Irons, Catherine, School of Engineering and Applied Science, University of Virginia
Earle, Joshua, EN, University of Virginia

High-quality healthcare access is an important part of a society's ability to improve the overall human experience. However, in the United States, roughly 45,000 people die each year due to their lack of healthcare insurance (Wilper et al., 2009). While the topic of the United States healthcare system is one that has been examined for decades, these issues remain as prevalent as ever. In an ideal world, an individual’s insurance status, which can be a reflection of many contributing factors including socioeconomic status, gender, or race, would not affect the treatment they receive nor how health care providers treat these patients who are seeking care. However, this is not always the case, as US healthcare providers may alter clinical decisions based on the insurance status they perceive their patient’s possessing.
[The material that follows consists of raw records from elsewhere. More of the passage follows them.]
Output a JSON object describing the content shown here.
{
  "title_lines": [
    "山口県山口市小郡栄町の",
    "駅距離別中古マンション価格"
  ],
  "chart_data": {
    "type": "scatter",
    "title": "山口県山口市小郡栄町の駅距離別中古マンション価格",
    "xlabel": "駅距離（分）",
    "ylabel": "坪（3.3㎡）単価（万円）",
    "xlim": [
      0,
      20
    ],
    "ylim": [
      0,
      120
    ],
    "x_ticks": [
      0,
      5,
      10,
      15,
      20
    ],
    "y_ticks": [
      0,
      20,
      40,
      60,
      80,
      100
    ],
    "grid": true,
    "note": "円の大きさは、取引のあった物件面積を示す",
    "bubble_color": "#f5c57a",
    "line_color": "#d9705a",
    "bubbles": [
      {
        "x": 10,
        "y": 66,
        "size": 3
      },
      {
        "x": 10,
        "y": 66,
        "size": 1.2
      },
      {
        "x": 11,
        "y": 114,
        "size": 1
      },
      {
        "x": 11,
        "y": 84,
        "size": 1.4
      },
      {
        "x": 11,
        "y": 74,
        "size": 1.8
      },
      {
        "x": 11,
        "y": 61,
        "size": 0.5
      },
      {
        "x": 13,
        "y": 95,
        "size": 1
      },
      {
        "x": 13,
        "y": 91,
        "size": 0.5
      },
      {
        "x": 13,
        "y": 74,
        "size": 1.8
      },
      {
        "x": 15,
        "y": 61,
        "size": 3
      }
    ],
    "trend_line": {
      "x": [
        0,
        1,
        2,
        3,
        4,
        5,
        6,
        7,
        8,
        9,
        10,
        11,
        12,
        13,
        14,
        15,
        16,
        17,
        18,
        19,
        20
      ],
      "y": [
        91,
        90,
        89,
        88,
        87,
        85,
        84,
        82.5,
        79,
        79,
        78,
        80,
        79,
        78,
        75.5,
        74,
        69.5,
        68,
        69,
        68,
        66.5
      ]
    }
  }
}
My STS Research Thesis aims to analyze the US healthcare system, understanding how a patient’s health insurance status affects the quality of healthcare they receive. I will apply the STS framework Actor-Network Theory (ANT), in order to see how specific actors can work within the healthcare network, and how the technology that is healthcare insurance plays a role. Analyzing this system, I will make note of any systemic biases that affect the way healthcare is distributed, on the basis of socioeconomic status, gender, race, or background. The goal of this thesis is to understand the current landscape of the United States healthcare system as it relates to insurance status and patient outcomes, and identify any potential trends that show what direction it is going in. Seeing the US healthcare system and the actors involved as a sociotechnical system will allow for this analysis.